The night was sparkly. The tents looked like a fairyland in the lamplight of the courtyard. I said a shy hello to some Daily Bruin folks I knew. Then, as far as I can remember, I just stood around for a while.
It was the start of a sporadic and unimpressive track record as an activist. I can count three protests I’ve been to since then, and two of those were against Prop. 8. For some reason I feel like it doesn’t quite count if the issue affects me directly, though of course political movements are most effective when led by people full of righteous anger.

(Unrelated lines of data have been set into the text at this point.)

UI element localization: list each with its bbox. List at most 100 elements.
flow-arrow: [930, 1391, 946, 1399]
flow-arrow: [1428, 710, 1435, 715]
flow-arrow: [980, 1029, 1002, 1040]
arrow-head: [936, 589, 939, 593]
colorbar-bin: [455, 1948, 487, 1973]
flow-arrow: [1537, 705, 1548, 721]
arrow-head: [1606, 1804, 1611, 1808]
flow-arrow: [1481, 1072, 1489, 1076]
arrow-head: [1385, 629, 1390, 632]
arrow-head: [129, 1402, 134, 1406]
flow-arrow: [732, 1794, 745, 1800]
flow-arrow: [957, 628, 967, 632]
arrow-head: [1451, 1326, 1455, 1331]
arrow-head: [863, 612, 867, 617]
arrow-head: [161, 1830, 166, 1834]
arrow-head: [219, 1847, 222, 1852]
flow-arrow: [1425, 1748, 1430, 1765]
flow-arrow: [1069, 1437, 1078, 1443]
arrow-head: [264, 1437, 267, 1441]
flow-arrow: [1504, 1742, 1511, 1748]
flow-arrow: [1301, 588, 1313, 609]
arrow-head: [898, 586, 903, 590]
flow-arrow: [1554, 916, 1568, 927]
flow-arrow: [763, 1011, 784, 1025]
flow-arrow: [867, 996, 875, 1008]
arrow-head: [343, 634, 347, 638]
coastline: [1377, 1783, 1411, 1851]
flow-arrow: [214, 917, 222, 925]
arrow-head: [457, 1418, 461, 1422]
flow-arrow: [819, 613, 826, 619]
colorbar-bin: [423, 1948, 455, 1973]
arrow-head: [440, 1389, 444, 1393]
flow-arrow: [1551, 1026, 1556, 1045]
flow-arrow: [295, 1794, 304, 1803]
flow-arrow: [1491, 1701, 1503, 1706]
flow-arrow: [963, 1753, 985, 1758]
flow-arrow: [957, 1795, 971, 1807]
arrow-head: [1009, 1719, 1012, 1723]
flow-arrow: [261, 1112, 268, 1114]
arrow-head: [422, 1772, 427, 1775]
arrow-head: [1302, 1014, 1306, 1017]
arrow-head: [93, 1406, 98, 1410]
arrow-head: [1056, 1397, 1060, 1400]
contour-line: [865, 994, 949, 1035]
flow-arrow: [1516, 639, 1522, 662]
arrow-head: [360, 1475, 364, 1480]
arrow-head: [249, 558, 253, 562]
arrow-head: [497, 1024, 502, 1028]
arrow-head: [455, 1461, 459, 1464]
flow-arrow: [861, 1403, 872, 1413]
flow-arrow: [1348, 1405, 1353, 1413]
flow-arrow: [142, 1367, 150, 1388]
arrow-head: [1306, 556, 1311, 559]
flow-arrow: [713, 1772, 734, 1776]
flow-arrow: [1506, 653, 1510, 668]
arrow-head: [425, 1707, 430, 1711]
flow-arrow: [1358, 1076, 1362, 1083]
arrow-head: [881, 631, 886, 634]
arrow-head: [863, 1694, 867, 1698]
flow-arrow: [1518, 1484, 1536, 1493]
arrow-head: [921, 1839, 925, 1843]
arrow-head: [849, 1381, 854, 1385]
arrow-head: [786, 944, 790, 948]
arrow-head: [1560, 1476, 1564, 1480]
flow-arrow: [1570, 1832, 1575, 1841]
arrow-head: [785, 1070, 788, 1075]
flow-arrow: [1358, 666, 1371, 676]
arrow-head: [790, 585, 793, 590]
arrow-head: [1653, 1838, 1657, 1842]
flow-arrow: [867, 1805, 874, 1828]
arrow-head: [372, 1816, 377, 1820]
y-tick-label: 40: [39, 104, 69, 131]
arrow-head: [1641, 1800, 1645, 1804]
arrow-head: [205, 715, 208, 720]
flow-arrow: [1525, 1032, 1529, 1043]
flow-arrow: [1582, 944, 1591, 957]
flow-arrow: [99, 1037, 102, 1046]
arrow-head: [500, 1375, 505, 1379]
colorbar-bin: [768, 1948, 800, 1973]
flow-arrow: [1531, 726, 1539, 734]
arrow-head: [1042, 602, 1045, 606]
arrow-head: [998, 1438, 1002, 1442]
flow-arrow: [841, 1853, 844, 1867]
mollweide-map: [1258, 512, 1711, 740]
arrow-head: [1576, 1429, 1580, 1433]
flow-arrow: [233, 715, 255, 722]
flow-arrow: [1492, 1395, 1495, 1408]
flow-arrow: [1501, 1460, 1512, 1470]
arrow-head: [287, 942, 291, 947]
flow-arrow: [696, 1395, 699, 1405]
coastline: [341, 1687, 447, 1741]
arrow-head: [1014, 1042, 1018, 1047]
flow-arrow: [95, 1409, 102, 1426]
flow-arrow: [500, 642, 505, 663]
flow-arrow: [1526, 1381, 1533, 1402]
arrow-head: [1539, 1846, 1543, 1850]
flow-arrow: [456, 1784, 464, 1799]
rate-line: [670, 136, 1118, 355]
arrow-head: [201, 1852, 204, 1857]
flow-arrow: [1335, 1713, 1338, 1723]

I was curious what I’d think of Connerly now. A cynical part of me wonders if my collegiate activism—which mostly took the form of seeing Rent a lot and having long arguments with my dad, in which I tried to explain to him why he was The Man and not in a good way—was just an attempt to be cool. My peers in Manhattan Beach had opposed affirmative action, so I did too; when I got new peers, I went along with them.
2. remind me to tell you about the essay i wrote comparing “a dream deferred” to drill team tryouts
To my relief, Ward Connerly still pissed me off, especially when he told his own story of going to community college and a Cal State because he couldn’t afford a UC, even though he had the grades. The implication was, If I can pull myself up by my bootstraps, so can you.
There are some kids who would excel under almost any circumstances, and maybe Connerly was one of them, and there are some who would fail no matter what. But I know deep in my soul that I’m in the 95 percent in the middle, who could go either way. There but for the grace of circumstance go us. Or there but for the lack of the grace of circumstance go us in some crappier direction.
Connerly was also quick to say that poor Vietnamese kids do great in school, so poor black and Latino parents must be to blame for the fact that their kids often don’t. I do think that all struggles have to be fought on many fronts and, sure, parenting is one of them. But to reduce centuries of oppression and some very important differences between cultures to basically not trying hard enough is an asshole move.
Nevertheless, I don’t think Connerly is a complete idiot. In general I think economic status is a better measure of adversity than race, and that when we address economic disadvantage in America, we help the people of color who need the most help. But just as wealthy kids of color have an advantage over poor kids of color, so do poor white kids have an advantage over poor kids of color. For lack of a better term, poor white kids can pass.
Also, let’s not forget that this isn’t just about choosing the lucky few who will be granted entrance to the Land of Success. This is about creating a better society. Hordes of uneducated, disenfranchised young people don’t benefit anyone. How do you think suicide bombers are made?
Of course, as Connerly was quick to point out, there are a zillion factors that can cause a young person to struggle. Maybe you lost a parent, or moved around a lot, or have a learning disability, or are the only Jewish kid at your school, or are really, horribly unattractive. That, as any AP English teacher will be quick to remind you, is what the personal essay is for.
It’s the one piece of the college application that does not reduce you to a number, though it certainly has its own weird demands—for example, the notion that you should be telling a story of triumph over adversity in the first place. But the closer life gets to an essay test—even if that means just adding more check boxes—the better. And if life could maybe not be a test at all, that would be even more amazing. Actually, that would be called CalArts.